ALIANSI Mahasiswa Peduli Penegakan Hukum (AMPPH) Kalimantan Timur meminta gubernur Kaltim terpilih untuk menyikapi dengan tegas terkait kewajiban reklamasi. Mengingat, izin usaha PKP2B PT Berau Coal sudah hampir memasuki masa akhir di Kecamatan Gunung Tabur, Kabupaten Berau.
Berdasarkan Informasi dihimpun AMPPH Kaltim, konsesi area kerja PT Berau Coal sangat membahayakan masa depan Kalimantan Timur serta pemukiman masyarakat di area Sungai Segah dan lubang tambang belum direklamasi. Sehingga mendorong Pemerintah Provinsi (Pemprov) Kaltim untuk mengambil sikap tegas terhadap perusahaan pertambangan batu bara tersebut.
Aliansi Mahasiswa Peduli Penegakan Hukum Kaltim, Kasdiansyah menegaskan, ini merupakan bentuk dari kurangnya ketegasan pengawasan pemerintah pusat dan pemerintah provinsi yang terkesan menutup mata dalam mengawasi aktivitas perusahaan.
“Sangat miris melihat aktivitas tambang PT Berau Coal ini. Patut dipertanyakan SOP dan Amdalnya,” katanya.
Dirinya berharap, izin perusahaan dievaluasi serius oleh pemerintah pusat, karena diketahui reklamasi pasca tambang merupakan kegiatan yang wajib dilakukan perusahaan.
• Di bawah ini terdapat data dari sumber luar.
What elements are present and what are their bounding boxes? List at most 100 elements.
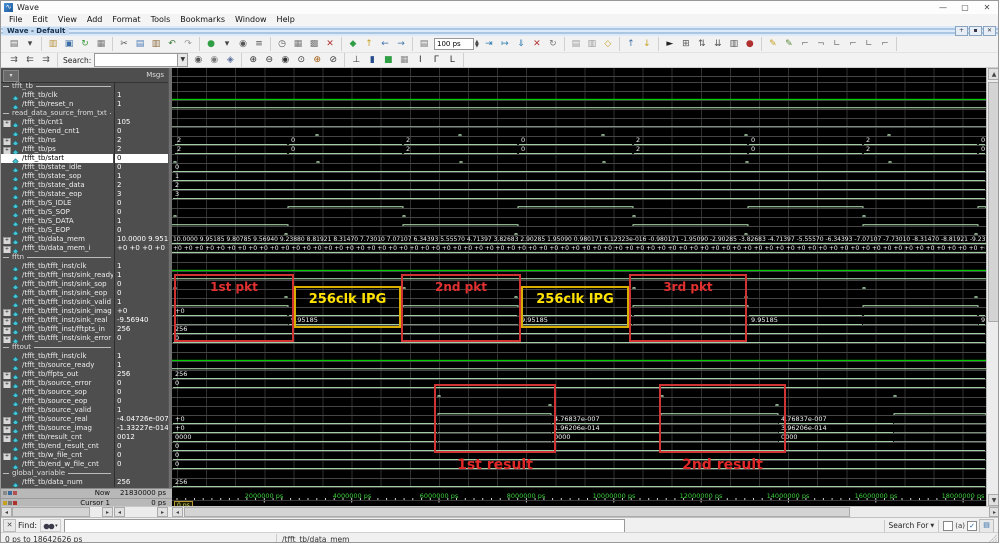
search-settings-icon[interactable]: ◈ [222, 53, 238, 68]
stop-drawing-icon[interactable]: ● [742, 37, 758, 52]
signal-value-cell[interactable]: 1 [115, 172, 168, 181]
signal-value-cell[interactable]: 3 [115, 190, 168, 199]
expand-icon[interactable]: + [3, 327, 11, 335]
grid-settings-icon[interactable]: ▦ [290, 37, 306, 52]
edit-extend-icon[interactable]: ⌐ [877, 37, 893, 52]
signal-value-cell[interactable]: 1 [115, 217, 168, 226]
show-grid-toggle-icon[interactable]: ▦ [396, 53, 412, 68]
restore-zoom-icon[interactable]: ◷ [274, 37, 290, 52]
edge-any-icon[interactable]: Ι [412, 53, 428, 68]
signal-row[interactable]: +/tfft_tb/ps [1, 145, 113, 154]
signal-row[interactable]: /tfft_tb/end_cnt1 [1, 127, 113, 136]
edge-falling-icon[interactable]: L [444, 53, 460, 68]
stretch-mode-icon[interactable]: ▥ [726, 37, 742, 52]
step-icon[interactable]: ▤ [568, 37, 584, 52]
signal-row[interactable]: /tfft_tb/tfft_inst/sink_valid [1, 298, 113, 307]
signal-row[interactable]: +/tfft_tb/source_error [1, 379, 113, 388]
signal-value-cell[interactable]: 1 [115, 406, 168, 415]
signal-row[interactable]: /tfft_tb/clk [1, 91, 113, 100]
signal-row[interactable]: /tfft_tb/tfft_inst/sink_sop [1, 280, 113, 289]
scroll-down-arrow[interactable]: ▼ [988, 494, 999, 506]
divider-value-cell[interactable] [115, 82, 168, 91]
names-scroll-right[interactable]: ▸ [102, 507, 113, 517]
signal-value-cell[interactable]: 0 [115, 442, 168, 451]
signal-value-cell[interactable]: 0 [115, 154, 168, 163]
signal-group-divider[interactable]: read_data_source_from_txt [1, 109, 113, 118]
expand-icon[interactable]: + [3, 426, 11, 434]
signal-row[interactable]: +/tfft_tb/source_real [1, 415, 113, 424]
expand-time-icon[interactable]: ▩ [306, 37, 322, 52]
signal-row[interactable]: +/tfft_tb/ns [1, 136, 113, 145]
search-input[interactable] [94, 53, 178, 67]
step-over-icon[interactable]: ▥ [584, 37, 600, 52]
edit-insert-pulse-icon[interactable]: ✎ [765, 37, 781, 52]
zoom-full-icon[interactable]: ◉ [277, 53, 293, 68]
continue-run-icon[interactable]: ↦ [497, 37, 513, 52]
search-forward-icon[interactable]: ◉ [190, 53, 206, 68]
wave-scroll-thumb[interactable] [184, 507, 850, 517]
menu-help[interactable]: Help [272, 14, 300, 26]
signal-value-cell[interactable]: 0 [115, 397, 168, 406]
signal-value-cell[interactable]: 0012 [115, 433, 168, 442]
select-mode-icon[interactable]: ► [662, 37, 678, 52]
signal-row[interactable]: /tfft_tb/end_w_file_cnt [1, 460, 113, 469]
now-row-icons[interactable] [3, 491, 17, 495]
signal-value-cell[interactable]: 0 [115, 127, 168, 136]
signal-row[interactable]: /tfft_tb/tfft_inst/sink_eop [1, 289, 113, 298]
signal-value-cell[interactable]: 2 [115, 145, 168, 154]
signal-value-cell[interactable]: 256 [115, 370, 168, 379]
run-all-icon[interactable]: ⇓ [513, 37, 529, 52]
signal-value-cell[interactable]: 0 [115, 163, 168, 172]
edit-mode-icon[interactable]: ⇊ [710, 37, 726, 52]
menu-tools[interactable]: Tools [146, 14, 176, 26]
signal-value-cell[interactable]: 0 [115, 199, 168, 208]
wave-scroll-right[interactable]: ▸ [989, 507, 999, 517]
names-scroll-left[interactable]: ◂ [1, 507, 12, 517]
signal-row[interactable]: /tfft_tb/source_valid [1, 406, 113, 415]
show-columns-icon[interactable]: ≡ [251, 37, 267, 52]
move-up-icon[interactable]: ↑ [361, 37, 377, 52]
paste-icon[interactable]: ▥ [148, 37, 164, 52]
undo-icon[interactable]: ↶ [164, 37, 180, 52]
expand-icon[interactable]: + [3, 138, 11, 146]
menu-add[interactable]: Add [82, 14, 108, 26]
wave-scroll-left[interactable]: ◂ [172, 507, 183, 517]
scroll-up-arrow[interactable]: ▲ [988, 68, 999, 80]
expand-time-mode-icon[interactable]: ⇉ [38, 53, 54, 68]
signal-value-cell[interactable]: 0 [115, 379, 168, 388]
new-window-icon[interactable]: ▤ [6, 37, 22, 52]
signal-value-cell[interactable]: 0 [115, 280, 168, 289]
signal-row[interactable]: +/tfft_tb/cnt1 [1, 118, 113, 127]
zoom-range-icon[interactable]: ⊙ [293, 53, 309, 68]
pane-button-1[interactable]: ▪ [969, 26, 982, 36]
signal-row[interactable]: /tfft_tb/data_num [1, 478, 113, 487]
divider-value-cell[interactable] [115, 253, 168, 262]
zoom-in-on-active-cursor-icon[interactable]: ⊕ [309, 53, 325, 68]
menu-bookmarks[interactable]: Bookmarks [175, 14, 230, 26]
signal-row[interactable]: +/tfft_tb/tfft_inst/sink_imag [1, 307, 113, 316]
step-out-icon[interactable]: ◇ [600, 37, 616, 52]
expand-icon[interactable]: + [3, 453, 11, 461]
signal-row[interactable]: /tfft_tb/source_eop [1, 397, 113, 406]
edit-paste-wave-icon[interactable]: ¬ [813, 37, 829, 52]
zoom-in-icon[interactable]: ⊕ [245, 53, 261, 68]
edit-delete-edge-icon[interactable]: ∟ [829, 37, 845, 52]
signal-value-cell[interactable]: -1.33227e-014 [115, 424, 168, 433]
copy-icon[interactable]: ▤ [132, 37, 148, 52]
show-waveform-popup-icon[interactable]: ■ [380, 53, 396, 68]
edit-move-edge-icon[interactable]: ∟ [861, 37, 877, 52]
new-window-dropdown-icon[interactable]: ▾ [22, 37, 38, 52]
maximize-button[interactable]: ▢ [954, 2, 976, 14]
signal-row[interactable]: /tfft_tb/source_sop [1, 388, 113, 397]
redo-icon[interactable]: ↷ [180, 37, 196, 52]
signal-row[interactable]: /tfft_tb/tfft_inst/sink_ready [1, 271, 113, 280]
expand-icon[interactable]: + [3, 309, 11, 317]
minimize-button[interactable]: — [932, 2, 954, 14]
signal-row[interactable]: +/tfft_tb/ffpts_out [1, 370, 113, 379]
run-icon[interactable]: ⇥ [481, 37, 497, 52]
signal-value-cell[interactable]: 0 [115, 451, 168, 460]
signal-row[interactable]: /tfft_tb/S_EOP [1, 226, 113, 235]
signal-value-cell[interactable]: 2 [115, 181, 168, 190]
signal-value-cell[interactable]: 256 [115, 478, 168, 487]
expand-icon[interactable]: + [3, 237, 11, 245]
Dan apabila gubernur Kaltim tidak merespon hal tersebut, pihaknya bakal menggelar aksi demontrasi menuntut kewajiban perusahaan PT Berau Coal untuk melakukan reklamasi dan mendesak pemerintah pusat menolak perpanjangan izin PKP2B PT Berau Coal.
“Kita minta sikap tegas pemerintah pusat dan gubernur untuk merespon kewajiban PT Berau Coal ini,” tuturnya.
Pun dengan pemerintah daerah merupakan perpanjangan tangan dari pemerintah pusat. Sehingga perlu mengambil sikap tegas terhadap persoalan ini. Begitu banyak lubang bekas tambang yang belum direklamasi oleh perusahaan, serta jarak aktivitas pertambangan dan Sungai Segah tidak sampai 500 meter.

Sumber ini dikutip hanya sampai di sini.